E para justificar essa afirmação lembra que o nosso país tem estimada para 2017 a segunda taxa de crescimento do PIB mais elevada da União Europeia. «Isto é uma novidade, mas nada com que eu possa ficar surpreendido, porque ao longo dos últimos anos tenho afirmado que a medida da avaliação do crescimento económico em Portugal estava subestimada e havia indicadores claros disso, desde logo a receita fiscal», afirmou. 

Também para António Costa estes dados significam que «a economia tem crescido mais do que inicialmente previsto».

Novos números 

O INE reviu em baixa o défice orçamental de 2018 para 0,4% do PIB, depois de em março ter estimado um défice de 0,5%, de 912,8 milhões de euros, naquele ano. Ao mesmo tempo, também foi melhorado o défice de 2016 de 2% para 1,9%, mantendo o défice de 2017 em 3%. Recorde-se que o Governo tinha como meta um saldo negativo de 0,7% do PIB para 2018. 

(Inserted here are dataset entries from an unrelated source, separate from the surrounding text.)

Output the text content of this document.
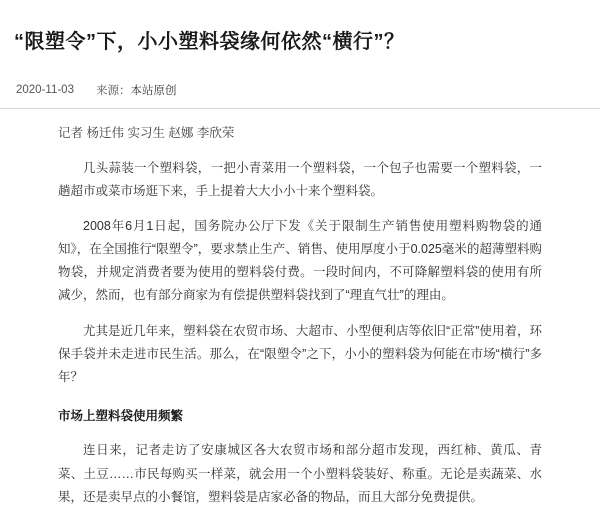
“限塑令”下，小小塑料袋缘何依然“横行”？
2020-11-03 来源：本站原创
记者 杨迁伟 实习生 赵娜 李欣荣

几头蒜装一个塑料袋，一把小青菜用一个塑料袋，一个包子也需要一个塑料袋，一趟超市或菜市场逛下来，手上提着大大小小十来个塑料袋。

2008年6月1日起，国务院办公厅下发《关于限制生产销售使用塑料购物袋的通知》，在全国推行“限塑令”，要求禁止生产、销售、使用厚度小于0.025毫米的超薄塑料购物袋，并规定消费者要为使用的塑料袋付费。一段时间内，不可降解塑料袋的使用有所减少，然而，也有部分商家为有偿提供塑料袋找到了“理直气壮”的理由。

尤其是近几年来，塑料袋在农贸市场、大超市、小型便利店等依旧“正常”使用着，环保手袋并未走进市民生活。那么，在“限塑令”之下，小小的塑料袋为何能在市场“横行”多年？

市场上塑料袋使用频繁

连日来，记者走访了安康城区各大农贸市场和部分超市发现，西红柿、黄瓜、青菜、土豆……市民每购买一样菜，就会用一个小塑料袋装好、称重。无论是卖蔬菜、水果，还是卖早点的小餐馆，塑料袋是店家必备的物品，而且大部分免费提供。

 Os dados provisórios revelam que o défice diminuiu 4,9 mil milhões de euros entre 2017 e 2018, o que resultou de um aumento de 5,5% da receita (cerca de 4,6 mil milhões de euros) e de uma diminuição de 0,3% da despesa (cerca de 300 mil euros). A evolução da receita resulta do aumento da receita de capital em 15,4% e do crescimento da receita corrente em 5,4%, impulsionada pelo aumento das suas componentes com maior peso relativo: impostos sobre a produção e a importação (6,2%), contribuições sociais (5%) e impostos correntes sobre o rendimento e património (6,5%). 

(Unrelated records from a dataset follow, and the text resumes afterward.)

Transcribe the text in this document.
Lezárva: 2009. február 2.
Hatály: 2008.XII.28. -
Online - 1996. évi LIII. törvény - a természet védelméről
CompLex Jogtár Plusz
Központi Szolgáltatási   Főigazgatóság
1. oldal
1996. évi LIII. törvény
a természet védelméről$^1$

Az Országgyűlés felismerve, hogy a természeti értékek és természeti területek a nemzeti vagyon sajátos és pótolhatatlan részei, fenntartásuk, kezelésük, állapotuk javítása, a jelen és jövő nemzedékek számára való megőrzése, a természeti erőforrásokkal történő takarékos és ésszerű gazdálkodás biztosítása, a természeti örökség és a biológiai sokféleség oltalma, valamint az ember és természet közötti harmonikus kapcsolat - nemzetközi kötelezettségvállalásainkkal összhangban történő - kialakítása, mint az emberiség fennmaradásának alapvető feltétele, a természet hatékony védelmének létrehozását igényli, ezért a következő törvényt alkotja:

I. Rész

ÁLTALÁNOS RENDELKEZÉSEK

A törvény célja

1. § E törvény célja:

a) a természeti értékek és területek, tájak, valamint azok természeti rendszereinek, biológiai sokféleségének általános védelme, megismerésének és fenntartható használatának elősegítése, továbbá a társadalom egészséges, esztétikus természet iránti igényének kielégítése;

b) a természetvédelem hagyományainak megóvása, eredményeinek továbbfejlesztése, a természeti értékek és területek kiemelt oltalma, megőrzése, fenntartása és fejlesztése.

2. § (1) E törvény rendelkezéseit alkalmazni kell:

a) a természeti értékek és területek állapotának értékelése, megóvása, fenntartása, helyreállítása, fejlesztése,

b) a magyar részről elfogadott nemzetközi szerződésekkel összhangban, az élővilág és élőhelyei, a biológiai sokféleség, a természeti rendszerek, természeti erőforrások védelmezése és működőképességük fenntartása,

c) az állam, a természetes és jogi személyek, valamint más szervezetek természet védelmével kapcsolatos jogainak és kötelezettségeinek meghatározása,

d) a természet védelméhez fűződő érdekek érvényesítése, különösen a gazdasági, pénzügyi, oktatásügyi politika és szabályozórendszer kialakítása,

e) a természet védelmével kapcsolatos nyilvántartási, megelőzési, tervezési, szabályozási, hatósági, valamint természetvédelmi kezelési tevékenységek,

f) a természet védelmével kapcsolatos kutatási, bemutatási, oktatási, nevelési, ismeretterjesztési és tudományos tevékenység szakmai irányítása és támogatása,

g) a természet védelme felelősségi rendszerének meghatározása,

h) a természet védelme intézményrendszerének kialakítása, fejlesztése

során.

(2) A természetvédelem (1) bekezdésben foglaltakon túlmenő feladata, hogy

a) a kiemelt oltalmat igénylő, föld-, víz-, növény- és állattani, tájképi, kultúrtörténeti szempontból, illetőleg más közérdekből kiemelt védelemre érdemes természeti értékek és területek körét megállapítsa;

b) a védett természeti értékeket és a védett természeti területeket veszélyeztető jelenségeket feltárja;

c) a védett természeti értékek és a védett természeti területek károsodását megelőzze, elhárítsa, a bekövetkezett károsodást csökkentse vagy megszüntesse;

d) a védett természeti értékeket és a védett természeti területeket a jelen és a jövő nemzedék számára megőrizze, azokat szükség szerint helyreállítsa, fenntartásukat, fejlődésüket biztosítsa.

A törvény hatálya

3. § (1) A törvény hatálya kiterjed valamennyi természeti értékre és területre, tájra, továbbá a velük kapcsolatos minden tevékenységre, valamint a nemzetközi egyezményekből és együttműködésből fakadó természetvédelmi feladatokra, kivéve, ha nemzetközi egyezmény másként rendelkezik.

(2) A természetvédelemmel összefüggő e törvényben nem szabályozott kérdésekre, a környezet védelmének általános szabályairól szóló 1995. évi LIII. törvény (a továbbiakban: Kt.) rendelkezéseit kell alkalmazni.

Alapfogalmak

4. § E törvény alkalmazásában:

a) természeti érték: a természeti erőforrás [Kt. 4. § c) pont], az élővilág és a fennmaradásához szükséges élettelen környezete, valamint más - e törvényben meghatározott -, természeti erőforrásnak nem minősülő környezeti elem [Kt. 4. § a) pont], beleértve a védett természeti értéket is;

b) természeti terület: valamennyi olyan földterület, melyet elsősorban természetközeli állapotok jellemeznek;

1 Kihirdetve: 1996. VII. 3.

Já a redução da despesa resultou da conjugação do aumento de 2,4% da despesa corrente com a redução de 26,1% da despesa de capital. O défice situou-se em 0,8% do PIB no primeiro semestre deste ano, em contas nacionais, abaixo dos 2,2% registados no período homólogo, mas longe da meta para o conjunto do ano, de 0,2%.

No entanto, Mário Centeno mantém a meta para este ano e os economistas ouvidos pelo SOL admitem que é possível de cumprir. Aliás, o ministro das Finanças acredita que o défice deste ano pode ficar «ligeiramente» abaixo dos 0,2%, nomeadamente na sequência das receitas de IVA, e a nova meta deverá ser enviada para Bruxelas a 15 de outubro. 

Carga fiscal elevada

A carga fiscal de 2018 foi igualmente revista em baixa em cinco décimas, para 34,9% do PIB, devido à nova metodologia, no entanto, mantém-se no valor mais alto de sempre. Segundo os dados provisórios do organismo, a carga fiscal, que inclui receita de impostos e contribuições efetivas, fixou-se em 34,9%, contra a anterior previsão feita em março, de 35,4% do PIB. 

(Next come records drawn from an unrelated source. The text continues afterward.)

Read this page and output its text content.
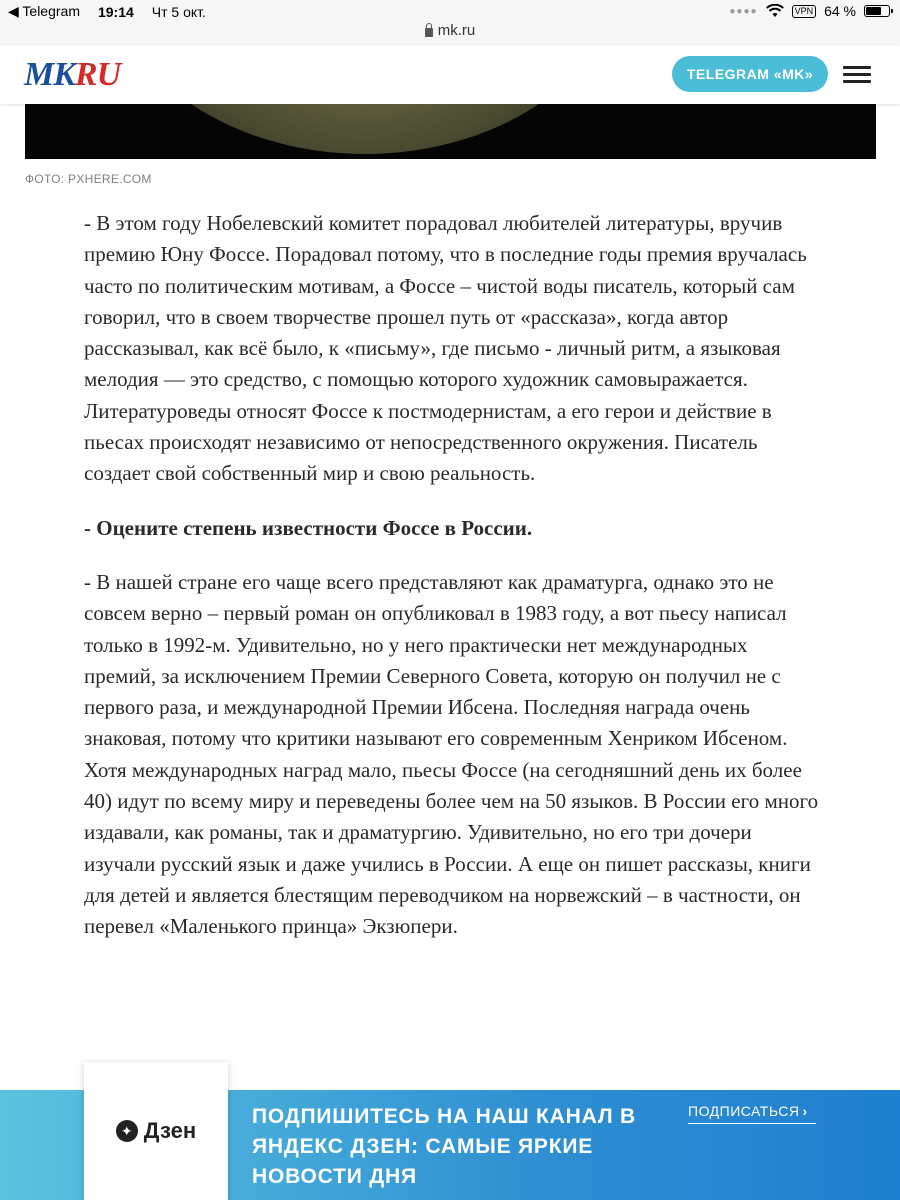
◀ Telegram 19:14 Чт 5 окт.	●●●●	VPN 64 %
mk.ru
MKRU	TELEGRAM «MK»
ФОТО: PXHERE.COM

- В этом году Нобелевский комитет порадовал любителей литературы, вручив премию Юну Фоссе. Порадовал потому, что в последние годы премия вручалась часто по политическим мотивам, а Фоссе – чистой воды писатель, который сам говорил, что в своем творчестве прошел путь от «рассказа», когда автор рассказывал, как всё было, к «письму», где письмо - личный ритм, а языковая мелодия — это средство, с помощью которого художник самовыражается. Литературоведы относят Фоссе к постмодернистам, а его герои и действие в пьесах происходят независимо от непосредственного окружения. Писатель создает свой собственный мир и свою реальность.

- Оцените степень известности Фоссе в России.

- В нашей стране его чаще всего представляют как драматурга, однако это не совсем верно – первый роман он опубликовал в 1983 году, а вот пьесу написал только в 1992-м. Удивительно, но у него практически нет международных премий, за исключением Премии Северного Совета, которую он получил не с первого раза, и международной Премии Ибсена. Последняя награда очень знаковая, потому что критики называют его современным Хенриком Ибсеном. Хотя международных наград мало, пьесы Фоссе (на сегодняшний день их более 40) идут по всему миру и переведены более чем на 50 языков. В России его много издавали, как романы, так и драматургию. Удивительно, но его три дочери изучали русский язык и даже учились в России. А еще он пишет рассказы, книги для детей и является блестящим переводчиком на норвежский – в частности, он перевел «Маленького принца» Экзюпери.

✦
Дзен
ПОДПИШИТЕСЬ НА НАШ КАНАЛ В ЯНДЕКС ДЗЕН: САМЫЕ ЯРКИЕ НОВОСТИ ДНЯ
ПОДПИСАТЬСЯ ›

Apesar da revisão em baixa, o valor estimado agora para 2018, continua a ser o mais elevado desde, pelo menos, 1995, ano do início da série disponibilizada pelo instituto. O total de receitas de impostos e contribuições sociais ascendeu, assim, a 71.139,3 milhões de euros no ano passado, contra 66.859,1 milhões em 2017 (ao que corresponde uma carga fiscal de 34,1% do PIB). Mas tendo em conta apenas o total de receitas tributárias (impostos sobre os rendimentos, de produção e importação e de capital), o valor total arrecadado atingiu 51.998,1 milhões de euros, mais do que os 48.890,4 milhões cobrados em 2017. 

É de referir que o valor total das receitas tributárias é o mais alto desde que há dados disponíveis. O mesmo cenário repete-se com as contribuições sociais efetivas das famílias, montante que totalizou 7.704,5 milhões de euros em 2018 contra 7.627,6 milhões em 2017. No entanto, Mário Centeno garante que os números ainda provisórios do INE relativos a 2018 apontam para um ano que «na sua componente de receita fiscal, tem um valor idêntico ao de 2015», ou seja, «não aumentou o peso dos impostos no PIB entre 2015 e 2018».

Mas para João Ferreira do Amaral, o aumento da carga fiscal «é facilmente explicado pelo aumento da atividade económica que acaba por ser superior ao PIB». 

Também a taxa de poupança das famílias foi revista em alta pelo INE nos últimos três anos para 7% em 2016, 6,6% em 2017 e 6,5% em 2018, face aos anteriores 5%, 4,7% e 4,6%, respetivamente. O instituto indica que «a taxa de poupança das famílias em 2016 era 5% na base anterior, sendo agora 7%».